You will find some Roman tourist crowd, but the bar's plastic chairs filter them effectively. The bar is genuinely a Romans-first space.
How not to be the worst person at San Calisto.
- Do not request a craft cocktail. The bar pours from the menu.
- Do not order an Aperol spritz. The bar will pour but the regulars will note you.
- Do not photograph the regulars. The Trastevere old guard does not pose.
- Do not bring a stag party. The piazza will note you immediately.
- Do not request to move the plastic chairs to a different table. The chair configuration is the bar's afternoon arrangement.
- Do not order food beyond the chocolate cake. The kitchen does not exist.

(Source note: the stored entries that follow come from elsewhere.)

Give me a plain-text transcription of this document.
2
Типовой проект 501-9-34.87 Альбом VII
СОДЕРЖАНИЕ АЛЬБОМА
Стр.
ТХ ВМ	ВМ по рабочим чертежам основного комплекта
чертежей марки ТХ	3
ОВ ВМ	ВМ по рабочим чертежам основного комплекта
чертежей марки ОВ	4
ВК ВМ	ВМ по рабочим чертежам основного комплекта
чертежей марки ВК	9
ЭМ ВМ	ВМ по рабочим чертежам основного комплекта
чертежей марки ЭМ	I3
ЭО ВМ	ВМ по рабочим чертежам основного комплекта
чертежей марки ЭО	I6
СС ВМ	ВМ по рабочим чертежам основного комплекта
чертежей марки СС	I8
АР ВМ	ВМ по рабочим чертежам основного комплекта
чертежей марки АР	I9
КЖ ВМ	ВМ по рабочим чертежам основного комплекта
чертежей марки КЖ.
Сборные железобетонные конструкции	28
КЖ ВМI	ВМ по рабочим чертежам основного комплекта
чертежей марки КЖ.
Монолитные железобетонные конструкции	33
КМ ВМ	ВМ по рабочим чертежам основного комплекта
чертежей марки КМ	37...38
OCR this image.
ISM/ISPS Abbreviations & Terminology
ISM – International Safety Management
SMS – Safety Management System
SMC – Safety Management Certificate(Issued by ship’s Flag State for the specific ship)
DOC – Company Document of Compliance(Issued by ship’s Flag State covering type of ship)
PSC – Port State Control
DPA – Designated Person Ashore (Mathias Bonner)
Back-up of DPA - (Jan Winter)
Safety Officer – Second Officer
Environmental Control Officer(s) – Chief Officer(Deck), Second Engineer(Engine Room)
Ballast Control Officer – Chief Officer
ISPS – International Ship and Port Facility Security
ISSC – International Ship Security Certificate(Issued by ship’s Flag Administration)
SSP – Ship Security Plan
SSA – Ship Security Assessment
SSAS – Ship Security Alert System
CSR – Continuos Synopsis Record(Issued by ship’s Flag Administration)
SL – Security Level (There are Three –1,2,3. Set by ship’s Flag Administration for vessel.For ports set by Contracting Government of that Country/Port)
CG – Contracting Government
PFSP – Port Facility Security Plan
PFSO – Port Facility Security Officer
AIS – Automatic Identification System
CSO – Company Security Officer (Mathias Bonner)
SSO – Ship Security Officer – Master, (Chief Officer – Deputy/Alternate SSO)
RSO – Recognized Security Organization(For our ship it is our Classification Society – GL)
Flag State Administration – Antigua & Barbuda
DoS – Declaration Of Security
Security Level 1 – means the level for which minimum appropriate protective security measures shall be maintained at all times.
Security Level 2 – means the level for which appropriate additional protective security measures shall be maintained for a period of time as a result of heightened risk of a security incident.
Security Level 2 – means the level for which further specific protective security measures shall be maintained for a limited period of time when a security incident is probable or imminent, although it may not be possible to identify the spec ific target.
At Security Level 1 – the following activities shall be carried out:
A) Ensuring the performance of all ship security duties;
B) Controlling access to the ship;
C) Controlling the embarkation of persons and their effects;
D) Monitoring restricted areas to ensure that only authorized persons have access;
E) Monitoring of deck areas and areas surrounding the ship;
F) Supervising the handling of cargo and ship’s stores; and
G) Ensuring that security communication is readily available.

- Do not, ever, ask why the chairs are plastic. The answer is the entire bar.
Da Enzo, San Calisto, Freni e Frizioni.
The classic Trastevere evening: dinner at Da Enzo on Via dei Vascellari at 7:30pm (book ahead), the small Trastevere trattoria. Walk three blocks west to Bar San Calisto at 9pm for two Peronis and a chocolate cake. End at Freni e Frizioni on Via del Politeama at midnight for one Italian craft cocktail.
For more bars in the area, see our Rome city guide, the Rome cocktail bars guide, and the Trastevere hidden gems.
Yes. Trastevere's most preserved working-class piazza bar.
The plastic chairs are the bar.
Bar San Calisto is the rare Trastevere bar that has held its 1972 working-class piazza identity through fifty-three years of one of Europe's most aggressive gentrifications. The two-fifty Peroni piccola. The three euro chocolate cake. The forty plastic chairs. The Pasquini family refusal. Order an espresso, take a plastic chair, eat the cake, watch the piazza. San Calisto will reward you with the most Romans-first dive in central Rome.
Rating: Number forty-six on our 50 best dive bars list. Best Trastevere working-class piazza bar.